Définir la notion de critères de jugement

Un critère de jugement, ou ses synonymes comme facteur d’intérêt et critère de jugement (en anglais outcome), correspond à un indicateur mesurable dont le chercheur fait l’hypothèse qu’il va être modifié par l’innovation thérapeutique ou l’action de prévention santé dans le cadre d’un essai randomisé contrôlé. Il peut s’agir d’indicateurs de santé (cliniques, biologiques, psychologiques, socio-professionnels et/ou de survie), de qualité de vie (générique et/ou spécifique), de sécurité (incidents bénins et/ou graves) ou d’utilité (coûts/efficacité, coûts/utilité). La qualité d’un critère de jugement et de l’outil pour le mesurer est déterminante pour repérer un changement. Une intervention efficace pourrait à tort ne pas être démontrée par le choix d’un mauvais critère de jugement (par exemple un facteur peu variable dans le temps) ou d’un outil pas assez sensible.

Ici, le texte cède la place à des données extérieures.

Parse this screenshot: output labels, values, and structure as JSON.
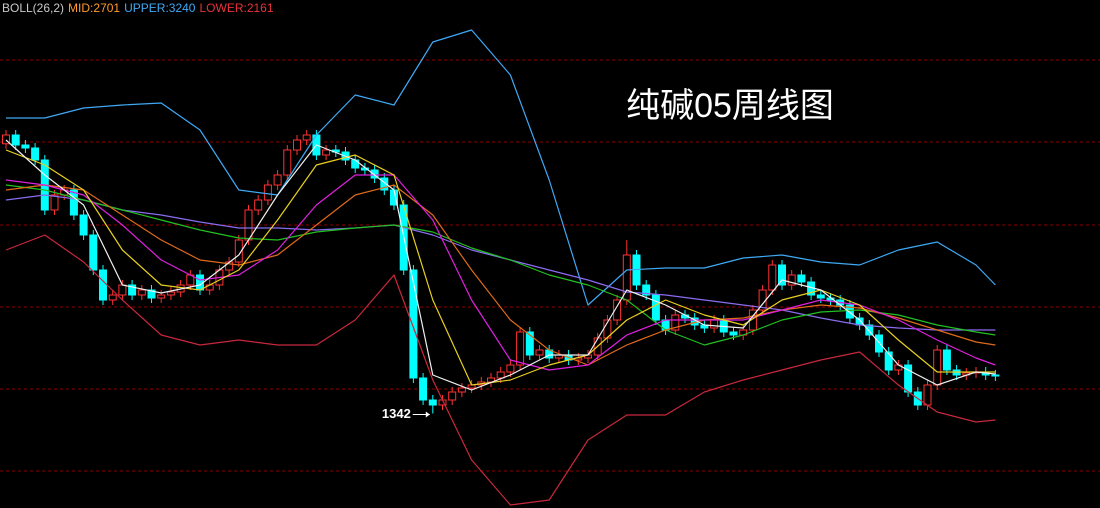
{
  "chart_data": {
    "type": "candlestick",
    "title": "纯碱05周线图",
    "indicator": {
      "name": "BOLL(26,2)",
      "name_color": "#c8c8c8",
      "readouts": [
        {
          "label": "MID:",
          "value": 2701,
          "color": "#ff9a2e"
        },
        {
          "label": "UPPER:",
          "value": 3240,
          "color": "#3fa9f5"
        },
        {
          "label": "LOWER:",
          "value": 2161,
          "color": "#e8323c"
        }
      ]
    },
    "ylim": [
      586,
      4650
    ],
    "up_color": "#ff3232",
    "down_color": "#00ffff",
    "open": [
      3500,
      3570,
      3490,
      3466,
      3370,
      2970,
      3090,
      3130,
      2930,
      2770,
      2490,
      2250,
      2290,
      2370,
      2290,
      2330,
      2266,
      2290,
      2314,
      2370,
      2450,
      2330,
      2370,
      2490,
      2554,
      2730,
      2970,
      3050,
      3170,
      3250,
      3450,
      3530,
      3570,
      3410,
      3450,
      3434,
      3370,
      3306,
      3290,
      3226,
      3130,
      3010,
      2490,
      1626,
      1450,
      1410,
      1450,
      1514,
      1546,
      1570,
      1594,
      1626,
      1674,
      1730,
      1994,
      1810,
      1850,
      1786,
      1810,
      1770,
      1786,
      1810,
      1946,
      2090,
      2250,
      2610,
      2370,
      2290,
      2090,
      2010,
      2130,
      2106,
      2050,
      2026,
      2090,
      1994,
      1970,
      2010,
      2170,
      2330,
      2530,
      2370,
      2450,
      2394,
      2290,
      2266,
      2250,
      2210,
      2106,
      2050,
      1970,
      1834,
      1690,
      1730,
      1514,
      1410,
      1570,
      1850,
      1690,
      1650,
      1666,
      1674,
      1650
    ],
    "high": [
      3610,
      3610,
      3530,
      3506,
      3410,
      3130,
      3170,
      3170,
      2970,
      2810,
      2530,
      2330,
      2410,
      2410,
      2370,
      2370,
      2330,
      2354,
      2410,
      2490,
      2490,
      2410,
      2530,
      2594,
      2770,
      3010,
      3090,
      3210,
      3290,
      3490,
      3570,
      3610,
      3610,
      3490,
      3490,
      3474,
      3410,
      3346,
      3330,
      3266,
      3170,
      3050,
      2530,
      1666,
      1490,
      1490,
      1554,
      1586,
      1610,
      1634,
      1666,
      1714,
      1770,
      2034,
      2034,
      1890,
      1890,
      1850,
      1850,
      1826,
      1850,
      1986,
      2130,
      2290,
      2730,
      2650,
      2410,
      2330,
      2130,
      2170,
      2170,
      2146,
      2090,
      2130,
      2130,
      2034,
      2050,
      2210,
      2370,
      2570,
      2570,
      2490,
      2490,
      2434,
      2330,
      2306,
      2290,
      2250,
      2146,
      2090,
      2010,
      1874,
      1770,
      1770,
      1554,
      1610,
      1890,
      1890,
      1730,
      1706,
      1714,
      1714,
      1690
    ],
    "low": [
      3460,
      3450,
      3426,
      3330,
      2930,
      2930,
      3050,
      2890,
      2730,
      2450,
      2210,
      2210,
      2250,
      2250,
      2250,
      2226,
      2226,
      2250,
      2274,
      2330,
      2290,
      2290,
      2330,
      2450,
      2514,
      2690,
      2930,
      3010,
      3130,
      3210,
      3410,
      3490,
      3370,
      3370,
      3394,
      3330,
      3266,
      3250,
      3186,
      3090,
      2970,
      2450,
      1586,
      1410,
      1342,
      1370,
      1410,
      1474,
      1506,
      1530,
      1554,
      1586,
      1634,
      1690,
      1770,
      1770,
      1746,
      1746,
      1730,
      1730,
      1746,
      1770,
      1906,
      2050,
      2210,
      2330,
      2250,
      2050,
      1970,
      1970,
      2066,
      2010,
      1986,
      1986,
      1954,
      1930,
      1930,
      1970,
      2130,
      2290,
      2330,
      2330,
      2354,
      2250,
      2226,
      2210,
      2170,
      2066,
      2010,
      1930,
      1794,
      1650,
      1650,
      1474,
      1370,
      1370,
      1530,
      1650,
      1610,
      1610,
      1626,
      1610,
      1602
    ],
    "close": [
      3570,
      3490,
      3466,
      3370,
      2970,
      3090,
      3130,
      2930,
      2770,
      2490,
      2250,
      2290,
      2370,
      2290,
      2330,
      2266,
      2290,
      2314,
      2370,
      2450,
      2330,
      2370,
      2490,
      2554,
      2730,
      2970,
      3050,
      3170,
      3250,
      3450,
      3530,
      3570,
      3410,
      3450,
      3434,
      3370,
      3306,
      3290,
      3226,
      3130,
      3010,
      2490,
      1626,
      1450,
      1410,
      1450,
      1514,
      1546,
      1570,
      1594,
      1626,
      1674,
      1730,
      1994,
      1810,
      1850,
      1786,
      1810,
      1770,
      1786,
      1810,
      1946,
      2090,
      2250,
      2610,
      2370,
      2290,
      2090,
      2010,
      2130,
      2106,
      2050,
      2026,
      2090,
      1994,
      1970,
      2010,
      2170,
      2330,
      2530,
      2370,
      2450,
      2394,
      2290,
      2266,
      2250,
      2210,
      2106,
      2050,
      1970,
      1834,
      1690,
      1730,
      1514,
      1410,
      1570,
      1850,
      1690,
      1650,
      1666,
      1674,
      1650,
      1642
    ],
    "line_x": [
      0,
      4,
      8,
      12,
      16,
      20,
      24,
      28,
      32,
      36,
      40,
      44,
      48,
      52,
      56,
      60,
      64,
      68,
      72,
      76,
      80,
      84,
      88,
      92,
      96,
      100,
      102
    ],
    "series": [
      {
        "color": "#3fa9f5",
        "values": [
          3706,
          3706,
          3786,
          3810,
          3826,
          3610,
          3130,
          3090,
          3570,
          3890,
          3810,
          4314,
          4410,
          4050,
          3210,
          2210,
          2490,
          2506,
          2506,
          2586,
          2610,
          2554,
          2530,
          2650,
          2714,
          2530,
          2370
        ]
      },
      {
        "color": "#c8283c",
        "values": [
          2650,
          2770,
          2554,
          2250,
          1970,
          1890,
          1930,
          1890,
          1890,
          2090,
          2450,
          1610,
          970,
          610,
          650,
          1130,
          1330,
          1330,
          1514,
          1610,
          1690,
          1770,
          1834,
          1570,
          1354,
          1274,
          1290
        ]
      },
      {
        "color": "#8a6cf0",
        "values": [
          3050,
          3090,
          3050,
          2970,
          2930,
          2874,
          2826,
          2826,
          2810,
          2826,
          2850,
          2770,
          2650,
          2570,
          2490,
          2410,
          2314,
          2290,
          2250,
          2210,
          2170,
          2106,
          2050,
          2026,
          2010,
          2010,
          2010
        ]
      },
      {
        "color": "#22c022",
        "values": [
          3170,
          3130,
          3050,
          2970,
          2890,
          2810,
          2746,
          2730,
          2794,
          2826,
          2850,
          2794,
          2666,
          2570,
          2450,
          2370,
          2250,
          2010,
          1890,
          1970,
          2090,
          2154,
          2170,
          2130,
          2050,
          1994,
          1970
        ]
      },
      {
        "color": "#e06a1a",
        "values": [
          3130,
          3170,
          3130,
          2930,
          2730,
          2570,
          2530,
          2610,
          2850,
          3090,
          3170,
          2930,
          2490,
          2090,
          1850,
          1730,
          1890,
          2010,
          2090,
          2106,
          2170,
          2210,
          2186,
          2106,
          2010,
          1914,
          1890
        ]
      },
      {
        "color": "#e020e0",
        "values": [
          3210,
          3170,
          3090,
          2850,
          2570,
          2410,
          2450,
          2650,
          3010,
          3250,
          3250,
          2890,
          2250,
          1770,
          1690,
          1730,
          1970,
          2090,
          2090,
          2090,
          2170,
          2250,
          2210,
          2090,
          1930,
          1786,
          1730
        ]
      },
      {
        "color": "#e8d020",
        "values": [
          3450,
          3330,
          3130,
          2650,
          2370,
          2330,
          2490,
          2890,
          3330,
          3410,
          3250,
          2250,
          1570,
          1610,
          1730,
          1810,
          2090,
          2250,
          2130,
          2050,
          2250,
          2330,
          2210,
          1930,
          1674,
          1674,
          1674
        ]
      },
      {
        "color": "#f0f0f0",
        "values": [
          3530,
          3250,
          3010,
          2370,
          2306,
          2370,
          2610,
          3090,
          3490,
          3370,
          3130,
          1650,
          1530,
          1650,
          1810,
          1810,
          2330,
          2210,
          2050,
          2026,
          2410,
          2330,
          2090,
          1730,
          1570,
          1674,
          1658
        ]
      }
    ]
  }
}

Ce choix doit être étayé par une recherche biographique approfondie.

Un choix parfois difficile

La conception d’un essai randomisé contrôlé pose systématiquement la question du choix du critère de jugement principal. Ce choix conditionne le calcul a priori du nombre de participants qu’il faudra dans chaque groupe pour vérifier l’efficacité d’une thérapie ou d’une action de prévention santé. Le nombre de sujets doit être adapté à la taille de l’effet attendu pour garantir une puissance suffisante. Plus l’effet recherché est petit, plus le nombre de sujets nécessaires devra être important. Ce calcul se fonde sur un effet supposé et un niveau de puissance statistique. Dans un contexte donné (taille de l’effet recherché et fréquence de base de l’événement), la puissance ne dépend plus que du nombre de sujets (Cucherat, 2013). Le calcul nécessite de connaître ou de faire des hypothèses sur les paramètres conditionnant la puissance : risque de base, taille de l’effet à mettre en évidence, risque alpha (en général 5%) et puissance souhaitée (en général 90%). Le critère de jugement principal peut être très divers, allant d’un marqueur biologique à la qualité de vie, en passant par le comportement (activité physique hebdomadaire, observance thérapeutique) et un indicateur médico-économique (recours aux soins, consommation de produits de santé, hospitalisations en urgence, nombre de jours d’arrêt de travail…).


Le message pour les utilisateurs

Les essais randomisés contrôlés ne mesurent pas encore systématiquement la persistance des symptômes et la qualité de vie. Pourtant, dans le cas de maladie chronique où la guérison n’est pas possible, ces critères de jugement sont centraux du point de vue du patient. Le Blog en Santé en santé abordera régulièrement cette question.

Le message pour les professionnels de santé

La lecture d’un essai randomisé contrôlé mérite la plus grande attention à propos du critère de jugement principal. Il est censé être modifié par l’innovation testée. Il arrive que des études mettent en évidence des effets statistiquement significatifs sur les critères de jugement secondaires et non sur le critère principal. L’interprétation des résultats est alors soumise à débat.

Le message pour les chercheurs

Des essais randomisés contrôlés sont publiés avec une population en deçà du nombre de sujets nécessaires initialement prévus. Leurs auteurs regrettent de ne pas pouvoir atteindre la puissance attendue. Ces manques rendent presque vains les efforts fournis par les organismes impliqués dans la recherche et le développement d’une innovation. Le choix du critère de jugement principal mérite d’être bien réfléchi.

Le message pour les décideurs

La logique qui prévaut dans le choix du critère de jugement principal pour un essai randomisé contrôlé est cruciale dans le calcul du nombre de sujets nécessaires à l’étude. Il peut faire débat, d’une vision purement médicale centrée sur le patient (donc importante pour les thérapeutes) à une vision sociétale (donc importante pour les financeurs du système de santé). Le thérapeute sera plus attentif à la survie, à la persistance des symptômes, à l’état de santé ou à la qualité de vie. Les proches seront plus attentifs à l’état émotionnel et aux comportements du patient. La sécurité sociale et les mutuelles porteront une plus grande attention à l’utilisation de soins. La sécurité sociale et les collectivités seront attentives de l’utilisation des aides sociales. Enfin, l’employeur sera plus vigilant sur le retour au travail.


Référence

Cucherat M (2013). Site web.


Pour citer cet article du Blog en Sante ©

Ninot G (2014). Définir la notion de critère de jugement. Blog en Sante, L8.